Nikon introduced it's latest addition to the line of DX lenses, specifically designed for the company's line of DSLRs. The AF-S DX 18-70mm f/3.5-4.5G IF-ED lens will be included as the standard zoom lens in the Nikon D70 DSLR camera outfit.

The DX Nikkor lens series includes:

  • AF-S DX Zoom-Nikkor 18-70mm f/3.5-4.5 IF-ED
  • AF-S DX Zoom-Nikkor 17-55mm f/2.8G IF-ED
  • AF-S DX Zoom-Nikkor 12-24mm f/4G IF-ED
  • AF DX Fisheye-Nikkor 10.5mm f/2.8G ED lens

When used with a Nikon digital SLR camera and Nikon Capture software, images shot with the AF DX Fisheye Nikkor 10.5mm lens can be transformed into ultra-wide-angle rectilinear images with a choice of 100 degrees and 130 degrees horizontal angles of view.

Sigma introduced its 80-400mm f/4.5-5.6 EX OS lens, an ultra-telephoto zoom that overcomes image blur caused by camera shake.

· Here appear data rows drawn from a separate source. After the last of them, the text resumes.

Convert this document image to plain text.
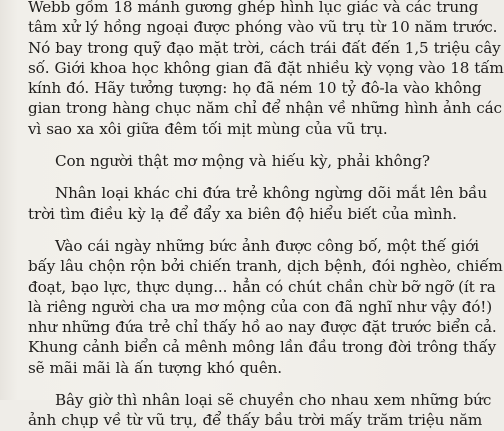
Webb gồm 18 mảnh gương ghép hình lục giác và các trung
tâm xử lý hồng ngoại được phóng vào vũ trụ từ 10 năm trước.
Nó bay trong quỹ đạo mặt trời, cách trái đất đến 1,5 triệu cây
số. Giới khoa học không gian đã đặt nhiều kỳ vọng vào 18 tấm
kính đó. Hãy tưởng tượng: họ đã ném 10 tỷ đô-la vào không
gian trong hàng chục năm chỉ để nhận về những hình ảnh các
vì sao xa xôi giữa đêm tối mịt mùng của vũ trụ.

Con người thật mơ mộng và hiếu kỳ, phải không?

Nhân loại khác chi đứa trẻ không ngừng dõi mắt lên bầu
trời tìm điều kỳ lạ để đẩy xa biên độ hiểu biết của mình.

Vào cái ngày những bức ảnh được công bố, một thế giới
bấy lâu chộn rộn bởi chiến tranh, dịch bệnh, đói nghèo, chiếm
đoạt, bạo lực, thực dụng... hẳn có chút chần chừ bỡ ngỡ (ít ra
là riêng người cha ưa mơ mộng của con đã nghĩ như vậy đó!)
như những đứa trẻ chỉ thấy hồ ao nay được đặt trước biển cả.
Khung cảnh biển cả mênh mông lần đầu trong đời trông thấy
sẽ mãi mãi là ấn tượng khó quên.

Bây giờ thì nhân loại sẽ chuyền cho nhau xem những bức
ảnh chụp về từ vũ trụ, để thấy bầu trời mấy trăm triệu năm
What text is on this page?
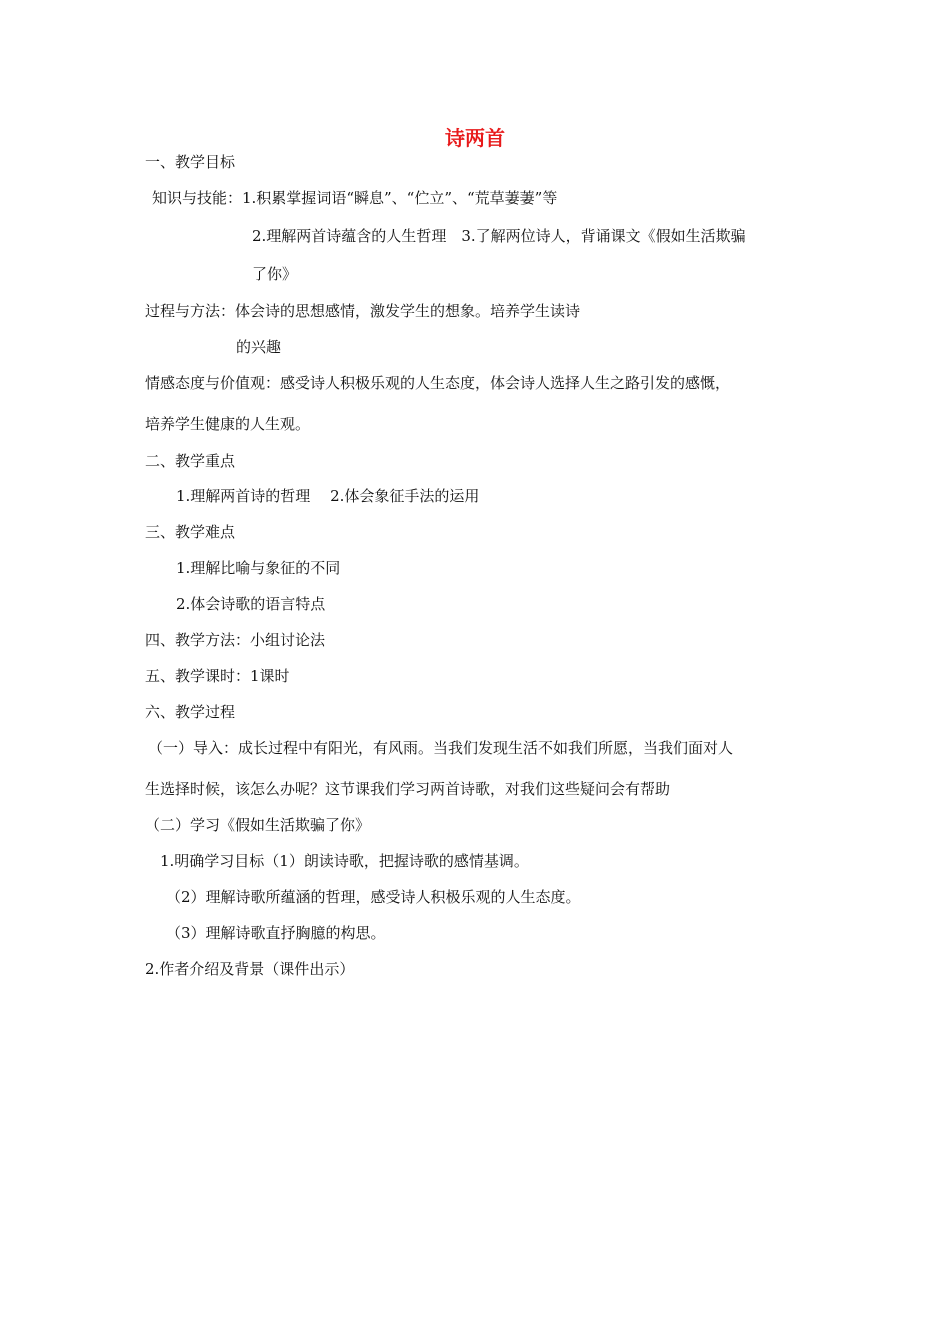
诗两首
一、教学目标
知识与技能：1.积累掌握词语“瞬息”、“伫立”、“荒草萋萋”等
2.理解两首诗蕴含的人生哲理　3.了解两位诗人，背诵课文《假如生活欺骗
了你》
过程与方法：体会诗的思想感情，激发学生的想象。培养学生读诗
的兴趣
情感态度与价值观：感受诗人积极乐观的人生态度，体会诗人选择人生之路引发的感慨，
培养学生健康的人生观。
二、教学重点
1.理解两首诗的哲理　 2.体会象征手法的运用
三、教学难点
1.理解比喻与象征的不同
2.体会诗歌的语言特点
四、教学方法：小组讨论法
五、教学课时：1课时
六、教学过程
（一）导入：成长过程中有阳光，有风雨。当我们发现生活不如我们所愿，当我们面对人
生选择时候，该怎么办呢？这节课我们学习两首诗歌，对我们这些疑问会有帮助
（二）学习《假如生活欺骗了你》
1.明确学习目标（1）朗读诗歌，把握诗歌的感情基调。
（2）理解诗歌所蕴涵的哲理，感受诗人积极乐观的人生态度。
（3）理解诗歌直抒胸臆的构思。
2.作者介绍及背景（课件出示）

Sigma's OS (Optical Stabilizer) system detects camera shake by utilizing two sensors with two optical stabilizer modes compensate for image blurring. The lens features full-time manual focusing and a removable tripod collar. This lens is also equipped with a Zoom Lock Switch, which eliminates "zoom creep."

Olympus America introduced a compact, lightweight, large-aperture Zuiko Digital Specific 150mm lens for the E-1 System. The lens is scheduled to hit shelves this fall.